Page MenuHomePhabricator

Wikibase CI failing due to npm cache corruption issue
Closed, ResolvedPublic

Description

npm ERR! path /cache/_cacache/content-v2/sha512/65/9d/07d365d9a1cdde2aecf1e8e522d65a2f55b2845349805f0b2c13b6f26792c6805ab04dfdeacae752681a2eb2e8bb35b57c32150b4a3c018ddbcaaaf9c6eb
npm ERR! errno ENOENT
npm ERR! enoent Invalid response body while trying to fetch https://registry.npmjs.org/y18n: ENOENT: no such file or directory, stat '/cache/_cacache/content-v2/sha512/65/9d/07d365d9a1cdde2aecf1e8e522d65a2f55b2845349805f0b2c13b6f26792c6805ab04dfdeacae752681a2eb2e8bb35b57c32150b4a3c018ddbcaaaf9c6eb'

https://integration.wikimedia.org/ci/job/mwgate-node18/43108/consoleText

Similar to T358312, T349986, T352305, ...

Event Timeline

hashar triaged this task as Unbreak Now! priority.

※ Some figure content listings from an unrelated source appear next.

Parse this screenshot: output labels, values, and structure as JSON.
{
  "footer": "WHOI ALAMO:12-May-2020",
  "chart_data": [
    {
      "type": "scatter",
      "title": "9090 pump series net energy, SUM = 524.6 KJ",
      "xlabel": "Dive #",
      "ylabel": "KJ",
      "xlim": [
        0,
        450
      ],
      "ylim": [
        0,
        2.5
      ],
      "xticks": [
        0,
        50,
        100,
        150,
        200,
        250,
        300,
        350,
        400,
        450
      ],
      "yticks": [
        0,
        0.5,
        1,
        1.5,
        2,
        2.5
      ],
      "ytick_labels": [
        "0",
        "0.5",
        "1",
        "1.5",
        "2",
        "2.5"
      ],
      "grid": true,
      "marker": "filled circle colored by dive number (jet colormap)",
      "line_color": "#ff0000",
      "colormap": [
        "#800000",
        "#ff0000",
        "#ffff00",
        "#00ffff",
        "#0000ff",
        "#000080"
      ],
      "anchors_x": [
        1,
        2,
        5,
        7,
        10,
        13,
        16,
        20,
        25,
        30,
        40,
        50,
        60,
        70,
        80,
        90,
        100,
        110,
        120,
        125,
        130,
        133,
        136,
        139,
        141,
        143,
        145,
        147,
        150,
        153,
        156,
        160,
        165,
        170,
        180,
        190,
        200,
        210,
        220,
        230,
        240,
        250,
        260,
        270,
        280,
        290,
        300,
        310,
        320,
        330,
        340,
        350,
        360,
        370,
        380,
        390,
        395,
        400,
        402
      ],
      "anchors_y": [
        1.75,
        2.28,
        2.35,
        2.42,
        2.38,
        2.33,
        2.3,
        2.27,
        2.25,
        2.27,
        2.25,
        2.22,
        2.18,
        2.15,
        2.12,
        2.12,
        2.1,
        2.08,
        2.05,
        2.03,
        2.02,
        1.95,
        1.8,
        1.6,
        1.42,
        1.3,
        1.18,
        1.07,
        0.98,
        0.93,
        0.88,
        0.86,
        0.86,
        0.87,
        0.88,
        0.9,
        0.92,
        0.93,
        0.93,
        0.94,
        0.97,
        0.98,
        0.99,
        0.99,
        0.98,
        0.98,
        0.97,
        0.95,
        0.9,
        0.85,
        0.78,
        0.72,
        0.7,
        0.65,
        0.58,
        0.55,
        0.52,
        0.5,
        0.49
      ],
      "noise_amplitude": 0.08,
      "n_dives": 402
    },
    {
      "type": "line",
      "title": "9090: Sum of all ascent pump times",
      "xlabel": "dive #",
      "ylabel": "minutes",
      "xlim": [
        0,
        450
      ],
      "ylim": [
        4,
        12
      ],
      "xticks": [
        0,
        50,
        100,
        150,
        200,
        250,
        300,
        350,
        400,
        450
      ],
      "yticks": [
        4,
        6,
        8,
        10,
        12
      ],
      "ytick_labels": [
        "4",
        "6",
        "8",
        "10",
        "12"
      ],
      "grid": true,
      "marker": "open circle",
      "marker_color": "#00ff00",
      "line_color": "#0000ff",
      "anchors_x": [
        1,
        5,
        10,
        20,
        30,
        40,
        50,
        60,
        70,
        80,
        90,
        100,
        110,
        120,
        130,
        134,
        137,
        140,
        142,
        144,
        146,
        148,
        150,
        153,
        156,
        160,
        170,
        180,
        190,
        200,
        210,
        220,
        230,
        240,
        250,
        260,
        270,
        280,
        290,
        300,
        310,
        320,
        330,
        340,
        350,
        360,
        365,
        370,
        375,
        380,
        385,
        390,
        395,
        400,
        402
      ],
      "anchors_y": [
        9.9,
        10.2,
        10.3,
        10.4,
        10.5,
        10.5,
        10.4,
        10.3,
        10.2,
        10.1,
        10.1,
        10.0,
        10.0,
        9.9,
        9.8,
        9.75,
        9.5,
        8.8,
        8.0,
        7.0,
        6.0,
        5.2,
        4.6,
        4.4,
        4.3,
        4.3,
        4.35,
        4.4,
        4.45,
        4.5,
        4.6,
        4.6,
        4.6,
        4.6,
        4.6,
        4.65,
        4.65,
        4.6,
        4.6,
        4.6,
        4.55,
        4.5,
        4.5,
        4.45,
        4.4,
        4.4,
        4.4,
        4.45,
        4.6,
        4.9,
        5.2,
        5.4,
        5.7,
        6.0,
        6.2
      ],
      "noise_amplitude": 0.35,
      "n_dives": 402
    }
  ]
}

Hi, I have deleted the faulty cache.

The process is to look up in the Jenkins job console the subpath that is used to restore/store the cache:

Defined: CASTOR_NAMESPACE="castor-mw-ext-and-skins/master/mwgate-node18"

Then on delete it from Castor:

ssh integration-castor05.integration.eqiad1.wikimedia.cloud \
  sudo rm -fR /srv/castor/castor-mw-ext-and-skins/master/mwgate-node18

I guess we should add at least a few WMDE people to the integration WMCS project with the sudo permission so that you can easily nuke faulty caches.

Thanks @hashar, I've requested the addition in T370766.

Do you think it makes sense to add those instructions to https://www.mediawiki.org/wiki/Continuous_integration/Architecture/Troubleshooting? (or some other page)
I'm basically not clear how well established that page is as a "CI troubleshooting cheatsheet" - if one existed, we'd surely be advertising it here at WMDE once our staff gets the permissions for those machines.

Jayve20 changed the task status from Resolved to Declined.Jul 27 2024, 6:48 AM
Jayve20 removed hashar as the assignee of this task.